[Menyingkap
Sebagian Pesan Agung Ayat-Ayat Qur’aniyyah Menyoal Berinfak fi SabiliLlah
dengan Ilmu Balaghah]
Irfan
Abu Naveed, M.Pd.I
(Pengajar Bahasa Arab, Peneliti Raudhah Tsaqafiyyah Jawa Barat)
Ramadhan dikenal sebagai syahr al-tadhhiyyat, ditandai
oleh besarnya pengorbanan Rasulullah ﷺ dan para sahabat di masa lalu
ketika mengawali era tegaknya kekuasaan Islam di Madinah al-Munawwarah, dengan
adanya peristiwa monumental, yakni perjuangan al-badr al-kubra, berlanjut
kepada berbagai bentuk perjuangan lainnya di bulan suci Ramadhan, salah satunya
perjuangan merealisasikan fath Mekkah, itu semua diupayakan dengan pengorbanan
jiwa dan harta di jalan Allah. Hal itu merupakan realisasi dari perintah agung
Allah dan Rasul-Nya, Allah ’Azza wa Jalla berfirman:
يَا أَيُّهَا الَّذِينَ آمَنُوا هَلْ أَدُلُّكُمْ عَلَىٰ
تِجَارَةٍ تُنْجِيكُمْ مِنْ عَذَابٍ أَلِيمٍ {١٠} تُؤْمِنُونَ بِاللَّهِ وَرَسُولِهِ وَتُجَاهِدُونَ فِي
سَبِيلِ اللَّهِ بِأَمْوَالِكُمْ وَأَنْفُسِكُمْ ۚ
ذَٰلِكُمْ خَيْرٌ لَكُمْ إِنْ كُنْتُمْ تَعْلَمُونَ {١١}
“Hai
orang-orang yang beriman, sukakah kamu aku tunjukkan suatu perniagaan yang
dapat menyelamatkanmu dari azab yang pedih? (Yaitu) kamu beriman kepada Allah dan Rasul-Nya dan
berjihad di jalan Allah dengan harta dan jiwamu. Itulah yang lebih baik bagimu,
jika kamu mengetahui.” (QS. Al-Shaff [61]: 10)
Rasulullah ﷺ bersabda:
«جَاهِدُوا الْمُشْرِكِينَ بِأَمْوَالِكُمْ وَأَنْفُسِكُمْ
وَأَلْسِنَتِكُمْ»
“Berjihadlah
menghadapi kaum Musyrik dengan harta benda, jiwa dan lisan kalian.” (HR.
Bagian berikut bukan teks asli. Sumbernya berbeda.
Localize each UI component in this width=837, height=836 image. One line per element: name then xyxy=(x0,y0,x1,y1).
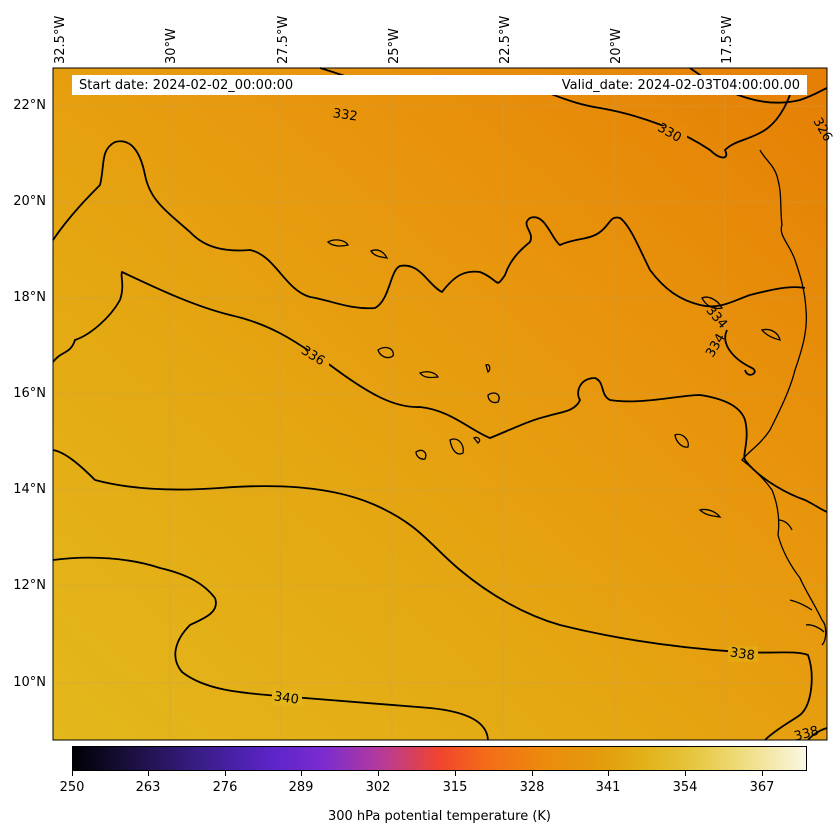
contour-label-332: 332 xyxy=(332,106,359,124)
colorbar-tick xyxy=(532,771,533,776)
colorbar-tick xyxy=(378,771,379,776)
lat-tick-label: 16°N xyxy=(13,386,46,401)
colorbar-tick xyxy=(455,771,456,776)
lon-tick-label: 32.5°W xyxy=(53,15,68,64)
colorbar-tick-label: 250 xyxy=(59,780,85,795)
potential-temperature-field xyxy=(53,68,827,740)
bijagos xyxy=(777,519,825,633)
lat-tick-label: 22°N xyxy=(13,98,46,113)
colorbar-tick xyxy=(608,771,609,776)
colorbar-tick-label: 315 xyxy=(442,780,468,795)
colorbar-tick xyxy=(685,771,686,776)
valid-date-label: Valid_date: 2024-02-03T04:00:00.00 xyxy=(561,78,800,93)
colorbar-tick-label: 354 xyxy=(672,780,698,795)
colorbar-tick xyxy=(72,771,73,776)
contour-label-338-south: 338 xyxy=(793,724,821,745)
lon-tick-label: 22.5°W xyxy=(498,15,513,64)
cape-verde-sao-vicente xyxy=(370,249,389,259)
colorbar-tick-label: 341 xyxy=(595,780,621,795)
start-date-label: Start date: 2024-02-02_00:00:00 xyxy=(79,78,294,93)
map-frame xyxy=(52,67,828,741)
lat-tick-label: 14°N xyxy=(13,482,46,497)
colorbar-tick-label: 302 xyxy=(365,780,391,795)
cape-verde-sal xyxy=(418,371,439,379)
coastlines xyxy=(326,149,827,646)
colorbar-tick-label: 276 xyxy=(212,780,238,795)
date-info-bar: Start date: 2024-02-02_00:00:00 Valid_da… xyxy=(72,75,807,95)
west-africa-coast xyxy=(741,149,827,646)
colorbar-tick xyxy=(148,771,149,776)
lon-tick-label: 27.5°W xyxy=(276,15,291,64)
cape-verde-maio xyxy=(487,392,500,404)
lon-tick-label: 30°W xyxy=(164,28,179,64)
colorbar-tick-label: 289 xyxy=(288,780,314,795)
lon-tick-label: 25°W xyxy=(387,28,402,64)
colorbar-tick xyxy=(301,771,302,776)
contour-332 xyxy=(52,140,806,310)
contour-338 xyxy=(52,449,813,741)
colorbar-tick-label: 328 xyxy=(519,780,545,795)
mauritania-lake xyxy=(701,296,723,310)
cape-verde-santo-antao xyxy=(326,239,350,247)
contour-334 xyxy=(724,329,756,376)
lat-tick-label: 12°N xyxy=(13,578,46,593)
contour-label-338: 338 xyxy=(729,645,756,663)
contour-340 xyxy=(52,556,489,741)
cape-verde-santiago xyxy=(449,438,464,455)
gambia-feature xyxy=(698,508,722,518)
lat-tick-label: 10°N xyxy=(13,675,46,690)
contour-338-south xyxy=(807,727,828,741)
colorbar-tick-label: 367 xyxy=(749,780,775,795)
cape-verde-boa-vista xyxy=(485,364,491,374)
colorbar-tick xyxy=(762,771,763,776)
cape-verde-brava xyxy=(472,436,481,444)
lat-tick-label: 18°N xyxy=(13,290,46,305)
colorbar-label: 300 hPa potential temperature (K) xyxy=(327,809,551,824)
lon-tick-label: 17.5°W xyxy=(720,15,735,64)
lat-tick-label: 20°N xyxy=(13,194,46,209)
contour-label-340: 340 xyxy=(273,689,300,707)
lon-tick-label: 20°W xyxy=(609,28,624,64)
mauritania-lake-2 xyxy=(760,328,781,341)
colorbar xyxy=(72,746,807,771)
contour-336 xyxy=(52,270,828,513)
senegal-inlet xyxy=(674,433,689,448)
isentropes xyxy=(52,67,828,741)
colorbar-tick xyxy=(225,771,226,776)
cape-verde-santa-luzia xyxy=(377,346,394,359)
cape-verde-fogo xyxy=(415,449,427,460)
colorbar-tick-label: 263 xyxy=(135,780,161,795)
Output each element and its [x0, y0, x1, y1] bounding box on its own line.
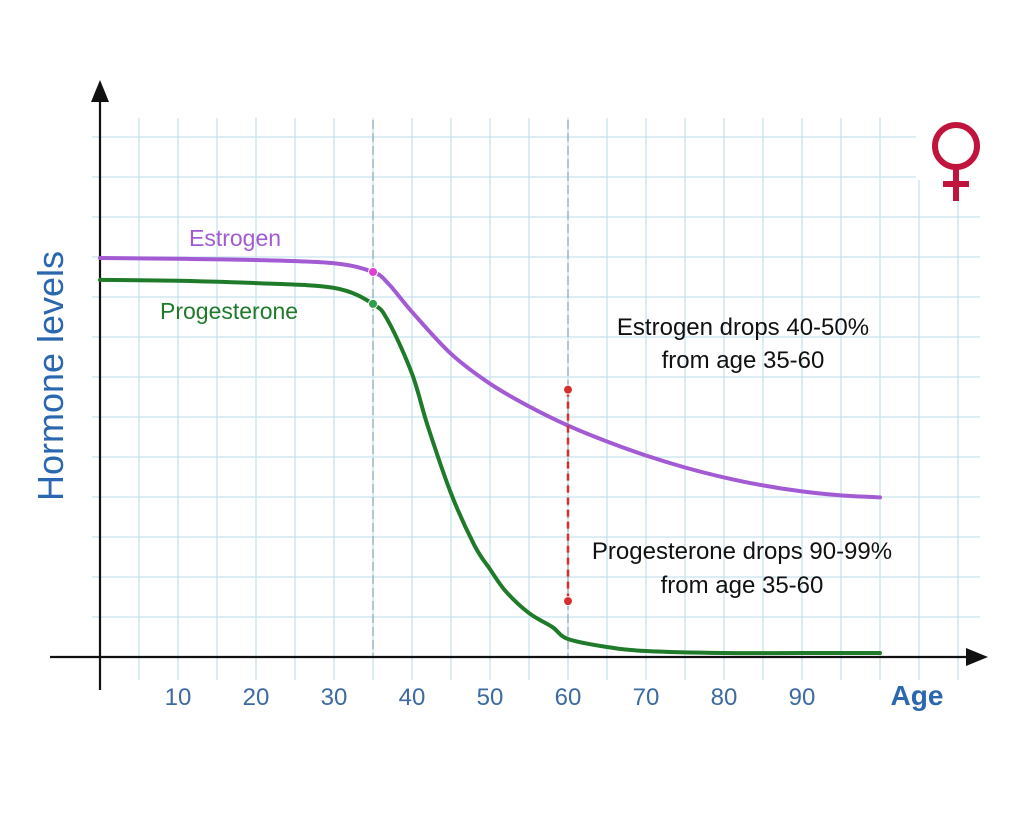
y-axis-arrow: [91, 80, 109, 102]
series-line-progesterone: [98, 277, 882, 656]
female-symbol-icon: [916, 116, 996, 201]
series-lines: [98, 256, 882, 656]
annotation-progesterone-line-1: Progesterone drops 90-99%: [592, 538, 892, 565]
marker-progesterone-35: [368, 298, 378, 309]
x-axis-arrow: [966, 648, 988, 666]
series-line-estrogen: [98, 256, 882, 500]
x-tick-label: 90: [789, 684, 816, 711]
axes: [50, 80, 988, 690]
x-tick-label: 40: [399, 684, 426, 711]
marker-estrogen-35: [368, 266, 378, 277]
annotation-estrogen-line-2: from age 35-60: [662, 347, 825, 374]
x-tick-label: 20: [243, 684, 270, 711]
x-tick-label: 10: [165, 684, 192, 711]
x-axis-title: Age: [891, 680, 944, 711]
annotation-estrogen-line-1: Estrogen drops 40-50%: [617, 314, 869, 341]
y-axis-title: Hormone levels: [30, 251, 71, 501]
x-tick-label: 60: [555, 684, 582, 711]
annotation-progesterone: Progesterone drops 90-99% from age 35-60: [592, 538, 892, 599]
marker-estrogen-60: [563, 384, 573, 395]
x-tick-label: 80: [711, 684, 738, 711]
annotation-progesterone-line-2: from age 35-60: [661, 572, 824, 599]
series-label-estrogen: Estrogen: [189, 225, 281, 251]
series-label-progesterone: Progesterone: [160, 298, 298, 324]
x-tick-label: 50: [477, 684, 504, 711]
x-tick-label: 30: [321, 684, 348, 711]
marker-progesterone-60: [563, 596, 573, 607]
annotation-estrogen: Estrogen drops 40-50% from age 35-60: [617, 314, 869, 374]
grid: [92, 118, 980, 680]
x-tick-label: 70: [633, 684, 660, 711]
x-tick-labels: 10 20 30 40 50 60 70 80 90: [165, 684, 816, 711]
point-markers: [368, 266, 573, 607]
Abu Dawud, al-Nasa’i dan al-Darimi)
Salah satu pesan penting hadits yang mulia ini, yang bisa
ditafsirkan kepada masa kini adalah kesiapan mengorbankan harta benda, jiwa dan
lisan dalam perjuangan menegakkan dakwah Islam. Dimana pengorbanan ini
merupakan salah satu asbab turunnya keberkahan dari Allah, dan upaya
menjemput pertolongan dari-Nya. Dimana Allah SWT pun menggambarkannya dengan
sangat indah dalam firman-Nya:
مَثَلُ
الَّذِينَ يُنْفِقُونَ أَمْوَالَهُمْ فِي سَبِيلِ اللَّهِ كَمَثَلِ حَبَّةٍ
أَنْبَتَتْ سَبْعَ سَنَابِلَ فِي كُلِّ سُنْبُلَةٍ مِائَةُ حَبَّةٍ ۗ
وَاللَّهُ يُضَاعِفُ لِمَنْ يَشَاءُ ۗ وَاللَّهُ
وَاسِعٌ عَلِيمٌ {٢٦١}
“Perumpamaan (nafkah yang dikeluarkan oleh)
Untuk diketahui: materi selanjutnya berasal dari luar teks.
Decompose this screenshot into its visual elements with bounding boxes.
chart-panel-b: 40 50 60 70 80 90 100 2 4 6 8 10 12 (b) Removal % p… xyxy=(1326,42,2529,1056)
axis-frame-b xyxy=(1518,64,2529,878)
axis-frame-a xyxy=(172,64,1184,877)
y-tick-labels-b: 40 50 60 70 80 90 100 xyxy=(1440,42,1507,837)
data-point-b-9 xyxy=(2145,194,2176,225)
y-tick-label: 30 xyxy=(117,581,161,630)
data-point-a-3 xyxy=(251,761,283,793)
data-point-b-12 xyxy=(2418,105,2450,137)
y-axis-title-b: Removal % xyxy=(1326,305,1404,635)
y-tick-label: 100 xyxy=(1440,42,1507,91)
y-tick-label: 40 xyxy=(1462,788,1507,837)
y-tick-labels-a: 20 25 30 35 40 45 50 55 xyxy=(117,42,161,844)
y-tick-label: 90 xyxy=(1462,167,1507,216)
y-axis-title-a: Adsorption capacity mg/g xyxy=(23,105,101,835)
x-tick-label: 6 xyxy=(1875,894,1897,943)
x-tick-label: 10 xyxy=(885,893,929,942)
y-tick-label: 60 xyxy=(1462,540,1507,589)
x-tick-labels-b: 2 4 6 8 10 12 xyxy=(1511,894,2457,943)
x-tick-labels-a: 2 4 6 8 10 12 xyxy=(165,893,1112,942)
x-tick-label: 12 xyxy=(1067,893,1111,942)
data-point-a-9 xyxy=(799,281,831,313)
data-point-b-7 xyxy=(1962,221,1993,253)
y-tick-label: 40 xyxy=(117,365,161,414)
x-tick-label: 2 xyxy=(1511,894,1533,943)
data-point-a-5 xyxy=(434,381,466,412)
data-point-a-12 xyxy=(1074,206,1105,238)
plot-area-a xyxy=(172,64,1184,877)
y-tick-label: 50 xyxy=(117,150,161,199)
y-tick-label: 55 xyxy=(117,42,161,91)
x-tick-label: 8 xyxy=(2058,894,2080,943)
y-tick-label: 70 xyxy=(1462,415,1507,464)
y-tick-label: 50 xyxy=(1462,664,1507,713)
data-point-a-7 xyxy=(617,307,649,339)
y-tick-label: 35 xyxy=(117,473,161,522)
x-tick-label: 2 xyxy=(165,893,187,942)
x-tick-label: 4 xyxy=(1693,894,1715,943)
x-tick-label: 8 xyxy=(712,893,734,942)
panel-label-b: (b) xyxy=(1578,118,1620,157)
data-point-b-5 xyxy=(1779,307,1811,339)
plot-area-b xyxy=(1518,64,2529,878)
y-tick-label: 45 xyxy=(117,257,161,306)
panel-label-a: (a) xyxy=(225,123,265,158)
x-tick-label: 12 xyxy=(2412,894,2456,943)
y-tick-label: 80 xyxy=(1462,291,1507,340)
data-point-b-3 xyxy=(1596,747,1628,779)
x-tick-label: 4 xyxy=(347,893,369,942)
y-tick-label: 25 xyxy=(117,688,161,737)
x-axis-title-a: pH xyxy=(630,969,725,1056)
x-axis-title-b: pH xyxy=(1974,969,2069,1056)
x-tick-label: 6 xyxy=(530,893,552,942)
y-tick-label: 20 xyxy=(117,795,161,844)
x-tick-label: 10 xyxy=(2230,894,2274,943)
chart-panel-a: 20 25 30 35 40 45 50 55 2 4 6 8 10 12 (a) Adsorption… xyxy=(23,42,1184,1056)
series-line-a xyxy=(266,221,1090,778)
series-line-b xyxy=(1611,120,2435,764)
orang-orang yang menafkahkan hartanya di jalan Allah adalah serupa dengan
sebutir benih yang menumbuhkan tujuh bulir, pada tiap-tiap bulir seratus biji. Allah melipat gandakan
(ganjaran) bagi siapa yang Dia kehendaki. dan Allah Maha Luas (karunia-Nya) lagi
Maha Mengetahui.” (QS. Al-Baqarah [2]: 261)
Allah SWT sangat indah mengumpamakan mereka yang menginfakkan
hartanya di jalan Allah dengan ganjaran berlipat ganda (ganjaran) dari-Nya bagi
siapa saja yang dikehendaki-Nya, bagaikan
sebutir
benih yang menumbuhkan tujuh bulir, pada tiap-tiap bulir tumbuh seratus biji,
menggambarkan sebagai sesuatu yang menyemaikan kebaikan, berlipat-lipat
kebaikan.
Kalimat kamatsali habbat[in] dalam persepektif
ilmu balaghah, merupakan bentuk tasybîh mu’akkad (penyerupaan yang
dikuatkan)[1],
yang sudah seharusnya semakin mendorong orang-orang beriman mengamalkan
kandungan ayat yang agung ini. Bentuk tasybih (perumpamaan) seperti ini,
memudahkan akal manusia memahami pesan agung dari Allah Swt, dari sesuatu yang
bersifat maknawi diajak menerawang kepada bentuk inderawi, sehingga tergambar
dalam benak pikiran manusia, memahamkan dan menguatkan rasa.
Luar biasanya, Allah SWT pun dalam ayat-ayat-Nya yang
agung menyebutkan infak di jalan Allah sebagai bagian dari perniagaan (tijarah)
yang menguntungkan, perniagaan yang tak pernah merugi. Istilah tijarah (perniagaan)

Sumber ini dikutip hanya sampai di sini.